I Spectrum energy of a particle moving on a circumference

[Lola1]

If you consider the one-dimensional case of a particle constrained to move on the edge of a circumference, the energy spectrum is continuous and two times degenerate. Why the fact that the particle can move in clockwise and counterclockwise implies that the spectrum is degenerate twice?
In any case thanks to the help

 

[mfb]

Moving clockwise and anticlockwise at the same absolute momentum has the same energy as it is symmetric. Two states with the same energy.

 

[Lola1]

Mathematically double degeneration is known by 2 that multiplies the exponents of the exponential solution? (Which we get by imposing the boundary conditions):
ψ (x) = α \exp (2i (nπ / L ) x) + β \exp (-2i (nπ / L) x)

 

[mfb]

Mathematically double degeneration is known by 2 that multiplies the exponents of the exponential solution?

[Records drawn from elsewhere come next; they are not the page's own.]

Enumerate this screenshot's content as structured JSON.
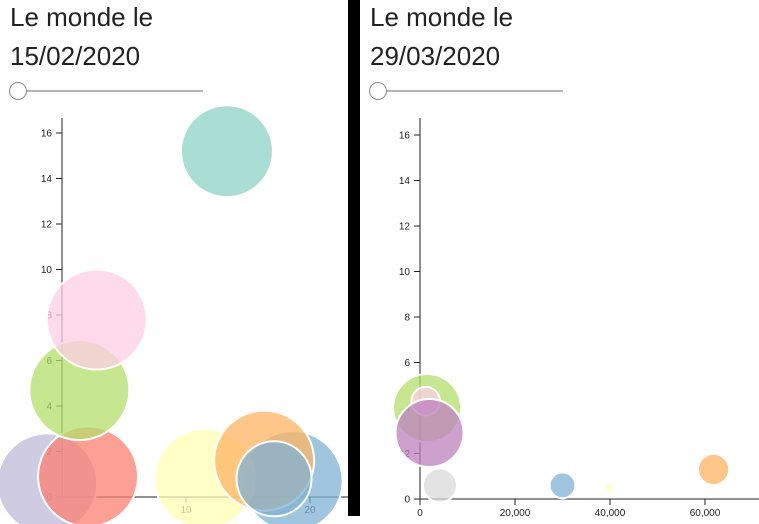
{
  "left": {
    "title_line1": "Le monde le",
    "title_line2": "15/02/2020",
    "slider": {
      "value": 0
    }
  },
  "right": {
    "title_line1": "Le monde le",
    "title_line2": "29/03/2020",
    "slider": {
      "value": 0
    }
  },
  "chart_data": [
    {
      "type": "scatter",
      "title": "",
      "xlabel": "",
      "ylabel": "",
      "ylim": [
        0,
        16.8
      ],
      "y_ticks": [
        "0",
        "2",
        "4",
        "6",
        "8",
        "10",
        "12",
        "14",
        "16"
      ],
      "x_ticks": [
        "10",
        "20"
      ],
      "points": [
        {
          "x": 18.6,
          "y": 0.7,
          "r": 1.0,
          "color": "#80b1d3"
        },
        {
          "x": -1.2,
          "y": 0.6,
          "r": 1.0,
          "color": "#bebada"
        },
        {
          "x": 2.1,
          "y": 0.9,
          "r": 1.0,
          "color": "#fb8072"
        },
        {
          "x": 1.4,
          "y": 4.7,
          "r": 1.0,
          "color": "#b3de69"
        },
        {
          "x": 2.8,
          "y": 7.8,
          "r": 1.0,
          "color": "#fccde5"
        },
        {
          "x": 11.5,
          "y": 0.8,
          "r": 1.0,
          "color": "#ffffb3"
        },
        {
          "x": 16.3,
          "y": 1.6,
          "r": 1.0,
          "color": "#fdb462"
        },
        {
          "x": 13.3,
          "y": 15.2,
          "r": 0.92,
          "color": "#8dd3c7"
        },
        {
          "x": 17.1,
          "y": 0.8,
          "r": 0.75,
          "color": "#80b1d3"
        }
      ]
    },
    {
      "type": "scatter",
      "title": "",
      "xlabel": "",
      "ylabel": "",
      "ylim": [
        0,
        16.8
      ],
      "xlim": [
        0,
        72000
      ],
      "y_ticks": [
        "0",
        "2",
        "4",
        "6",
        "8",
        "10",
        "12",
        "14",
        "16"
      ],
      "x_ticks": [
        "0",
        "20,000",
        "40,000",
        "60,000"
      ],
      "points": [
        {
          "x": 1500,
          "y": 4.0,
          "r": 1.0,
          "color": "#b3de69"
        },
        {
          "x": 1200,
          "y": 4.3,
          "r": 0.42,
          "color": "#fccde5"
        },
        {
          "x": 2000,
          "y": 2.9,
          "r": 1.0,
          "color": "#bc80bd"
        },
        {
          "x": 4200,
          "y": 0.6,
          "r": 0.5,
          "color": "#d9d9d9"
        },
        {
          "x": 30000,
          "y": 0.6,
          "r": 0.38,
          "color": "#80b1d3"
        },
        {
          "x": 40000,
          "y": 0.5,
          "r": 0.14,
          "color": "#ffffb3"
        },
        {
          "x": 61800,
          "y": 1.3,
          "r": 0.46,
          "color": "#fdb462"
        }
      ]
    }
  ]
}
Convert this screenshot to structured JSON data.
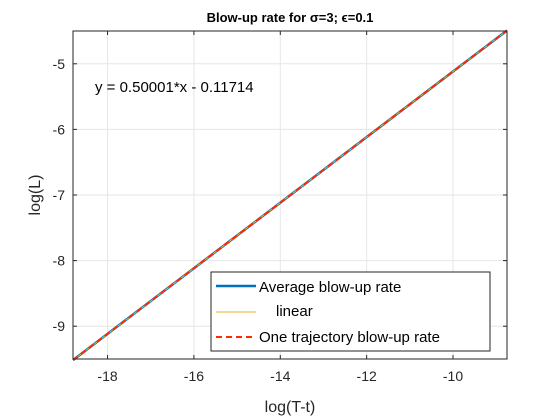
{
  "chart_data": {
    "type": "line",
    "title": "Blow-up rate for σ=3; ϵ=0.1",
    "xlabel": "log(T-t)",
    "ylabel": "log(L)",
    "xlim": [
      -18.8,
      -8.75
    ],
    "ylim": [
      -9.5,
      -4.5
    ],
    "xticks": [
      -18,
      -16,
      -14,
      -12,
      -10
    ],
    "yticks": [
      -9,
      -8,
      -7,
      -6,
      -5
    ],
    "grid": true,
    "legend_position": "bottom-right",
    "annotation": "y = 0.50001*x - 0.11714",
    "series": [
      {
        "name": "Average blow-up rate",
        "color": "#0072BD",
        "style": "solid",
        "x": [
          -18.8,
          -8.75
        ],
        "y": [
          -9.517,
          -4.492
        ]
      },
      {
        "name": "linear",
        "color": "#EDB120",
        "style": "solid",
        "x": [
          -18.8,
          -8.75
        ],
        "y": [
          -9.517,
          -4.492
        ]
      },
      {
        "name": "One trajectory blow-up rate",
        "color": "#FF2A00",
        "style": "dashed",
        "x": [
          -18.8,
          -8.75
        ],
        "y": [
          -9.517,
          -4.492
        ]
      }
    ]
  }
}
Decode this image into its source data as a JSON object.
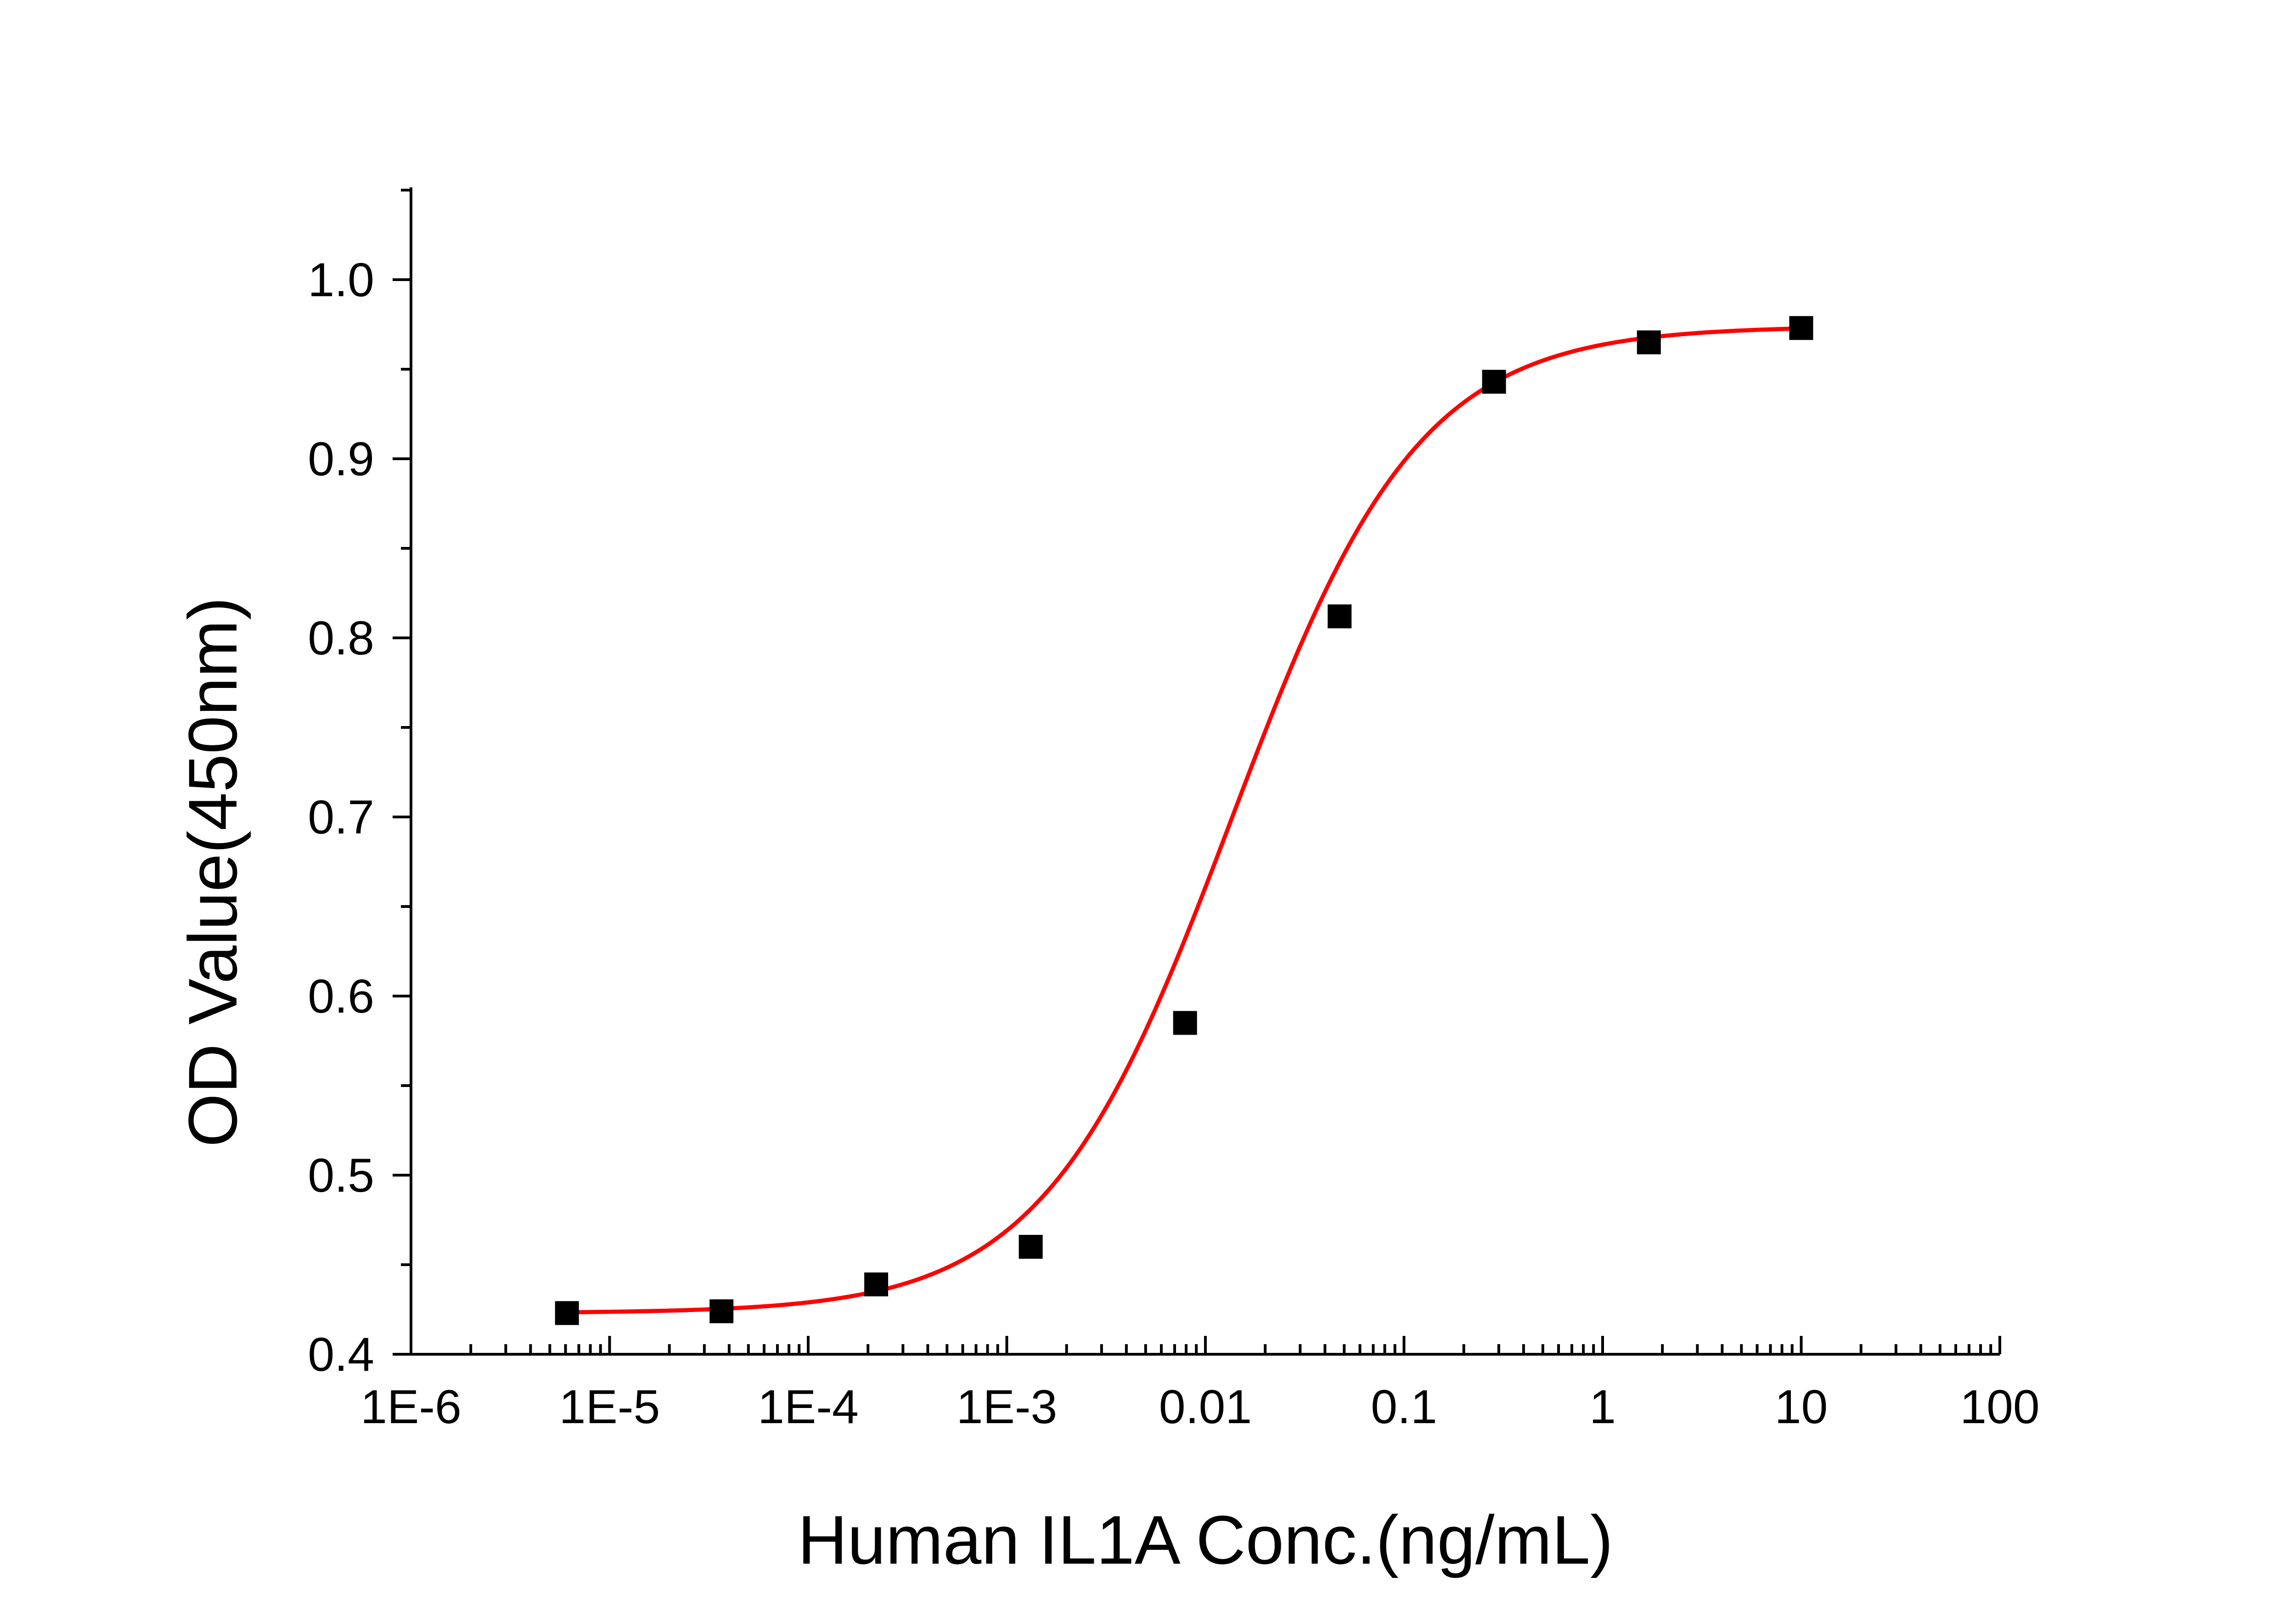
{
  "chart_data": {
    "type": "scatter",
    "title": "",
    "xlabel": "Human IL1A Conc.(ng/mL)",
    "ylabel": "OD Value(450nm)",
    "x_scale": "log",
    "xlim": [
      1e-06,
      100
    ],
    "ylim": [
      0.4,
      1.05
    ],
    "x_ticks": [
      1e-06,
      1e-05,
      0.0001,
      0.001,
      0.01,
      0.1,
      1,
      10,
      100
    ],
    "x_tick_labels": [
      "1E-6",
      "1E-5",
      "1E-4",
      "1E-3",
      "0.01",
      "0.1",
      "1",
      "10",
      "100"
    ],
    "y_ticks": [
      0.4,
      0.5,
      0.6,
      0.7,
      0.8,
      0.9,
      1.0
    ],
    "y_tick_labels": [
      "0.4",
      "0.5",
      "0.6",
      "0.7",
      "0.8",
      "0.9",
      "1.0"
    ],
    "grid": false,
    "legend": "none",
    "series": [
      {
        "kind": "points",
        "marker": "square",
        "color": "#000000",
        "x": [
          6.1e-06,
          3.66e-05,
          0.00022,
          0.00132,
          0.0079,
          0.0474,
          0.284,
          1.71,
          10
        ],
        "y": [
          0.423,
          0.424,
          0.439,
          0.46,
          0.585,
          0.812,
          0.943,
          0.965,
          0.973
        ]
      },
      {
        "kind": "fit",
        "color": "#ff0000",
        "model": "4PL",
        "bottom": 0.423,
        "top": 0.974,
        "ec50": 0.0135,
        "hill": 0.92,
        "x_range": [
          6.1e-06,
          10
        ]
      }
    ]
  }
}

I don't understand that sentence.

You can write down the general solution like that, but you can also let n be positive or negative, and of course you can always have superpositions of those solutions.

 

[Lola1]

I meant that the two who multiplies the exponents indicates that the energy spectrum is degenerate twice...is it true? Furthermore if the energy spectrum is degenerate twice means that his energy levels are equally spaced (but with spacing that is En=(2n^2π^2)⋅(ħ^2)/mL^2 ,unlike the energy levels of the particle in a box where the levels are En=(n^2π^2)⋅(ħ^2)/mL^2 ) or are one double the previous one?

 

[mfb]

The 2 in the exponent is part of a factor (2pi), the circumference of a circle. It has nothing to do with multiplicities.

The difference between energy levels is independent of the multiplicities. It arises from the detailed structure of the potential, while the multiplicity is based on the symmetry. Every symmetric potential will have this multiplicity, but it can have different steps between the energy levels.